Still birthing at home, as long as labour actually starts I am having two close friends at this birth, as we are having the boys there, and if they need anything or we need to transfer to hospital its easier if they are here.
Mandy - that sounds like a nightmare morning. What does Kimbal say when you sit down later on and talk to him about his hesitations with school? What did Peter say or do that made him calm? Was it just time? Are you rushing in the morning? Byron flips out if I have left things too late and am in a hurry. He really doesnt react well. I have to make sure on school days we are up by 6.30 in order to give us enough time to calmly have breakfast, make lunches, watch a bit of tv while I answer emails and then get them into school.
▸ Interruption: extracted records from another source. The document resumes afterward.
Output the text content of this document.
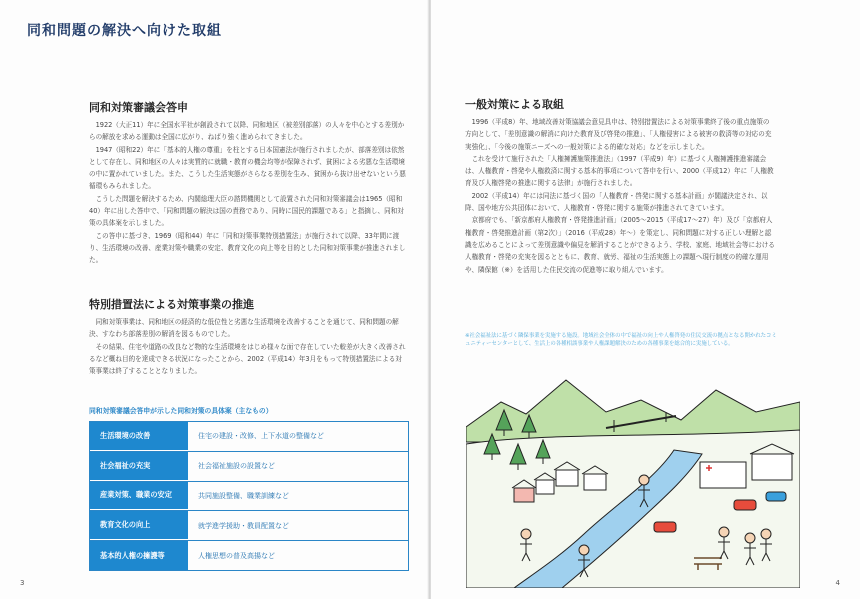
同和問題の解決へ向けた取組
同和対策審議会答申

1922（大正11）年に全国水平社が創設されて以降、同和地区（被差別部落）の人々を中心とする差別からの解放を求める運動は全国に広がり、ねばり強く進められてきました。

1947（昭和22）年に「基本的人権の尊重」を柱とする日本国憲法が施行されましたが、部落差別は依然として存在し、同和地区の人々は実質的に就職・教育の機会均等が保障されず、貧困による劣悪な生活環境の中に置かれていました。また、こうした生活実態がさらなる差別を生み、貧困から抜け出せないという悪循環もみられました。

こうした問題を解決するため、内閣総理大臣の諮問機関として設置された同和対策審議会は1965（昭和40）年に出した答申で、「同和問題の解決は国の責務であり、同時に国民的課題である」と指摘し、同和対策の具体案を示しました。

この答申に基づき、1969（昭和44）年に「同和対策事業特別措置法」が施行されて以降、33年間に渡り、生活環境の改善、産業対策や職業の安定、教育文化の向上等を目的とした同和対策事業が推進されました。

特別措置法による対策事業の推進

同和対策事業は、同和地区の経済的な低位性と劣悪な生活環境を改善することを通じて、同和問題の解決、すなわち部落差別の解消を図るものでした。

その結果、住宅や道路の改良など物的な生活環境をはじめ様々な面で存在していた較差が大きく改善されるなど概ね目的を達成できる状況になったことから、2002（平成14）年3月をもって特別措置法による対策事業は終了することとなりました。

同和対策審議会答申が示した同和対策の具体案（主なもの）
生活環境の改善	住宅の建設・改修、上下水道の整備など
社会福祉の充実	社会福祉施設の設置など
産業対策、職業の安定	共同施設整備、職業訓練など
教育文化の向上	就学進学援助・教員配置など
基本的人権の擁護等	人権思想の普及高揚など
3
一般対策による取組

1996（平成8）年、地域改善対策協議会意見具申は、特別措置法による対策事業終了後の重点施策の方向として、「差別意識の解消に向けた教育及び啓発の推進」、「人権侵害による被害の救済等の対応の充実強化」、「今後の施策ニーズへの一般対策による的確な対応」などを示しました。

これを受けて施行された「人権擁護施策推進法」（1997（平成9）年）に基づく人権擁護推進審議会は、人権教育・啓発や人権救済に関する基本的事項について答申を行い、2000（平成12）年に「人権教育及び人権啓発の推進に関する法律」が施行されました。

2002（平成14）年には同法に基づく国の「人権教育・啓発に関する基本計画」が閣議決定され、以降、国や地方公共団体において、人権教育・啓発に関する施策が推進されてきています。

京都府でも、「新京都府人権教育・啓発推進計画」（2005〜2015（平成17〜27）年）及び「京都府人権教育・啓発推進計画（第2次）」（2016（平成28）年〜）を策定し、同和問題に対する正しい理解と認識を広めることによって差別意識や偏見を解消することができるよう、学校、家庭、地域社会等における人権教育・啓発の充実を図るとともに、教育、就労、福祉の生活実態上の課題へ現行制度の的確な運用や、隣保館（※）を活用した住民交流の促進等に取り組んでいます。

4
※社会福祉法に基づく隣保事業を実施する施設。地域社会全体の中で福祉の向上や人権啓発の住民交流の拠点となる開かれたコミュニティーセンターとして、生活上の各種相談事業や人権課題解決のための各種事業を総合的に実施している。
Posted 05 May 2011 - 10:09 PM
Oh he's a perfect angel afterwards, calls himself my little helper and couldn't do more for me. Says he'll go to school the whole day tomorrow. It's partly my fault, I'll admit this morning we were rushing a bit (I'm sick so slept in til 7.15, usually I'm up at 6.45 and have most things ready before I get them up) and because I'm sick I really wasn't in the mood to remain calm and in turn calm him down. He threw a pear out of his lunchbox and I hurled it outside to the chickens for example
Well that was an adventure filled hour! Curtis vomited up his bottle, with dinner chunks, and I've been consoling, showering and cleaning since. Gross. The one good thing through life is Peter ATM for leaving work and sorting out Kimbal this morning, coming home early this afternoon early so I could sleep (which I did from 5-8!), and doing everything in the meantime even though he's sick too. He had yesterday off though, it's just harder to get sick leave as a SAHP so now I'm feeling a bit better it's not such a bad time to clean or have 1:1 with my baby (although when I went in the shower with him he said "put me down, I not a baby, I Curtis!").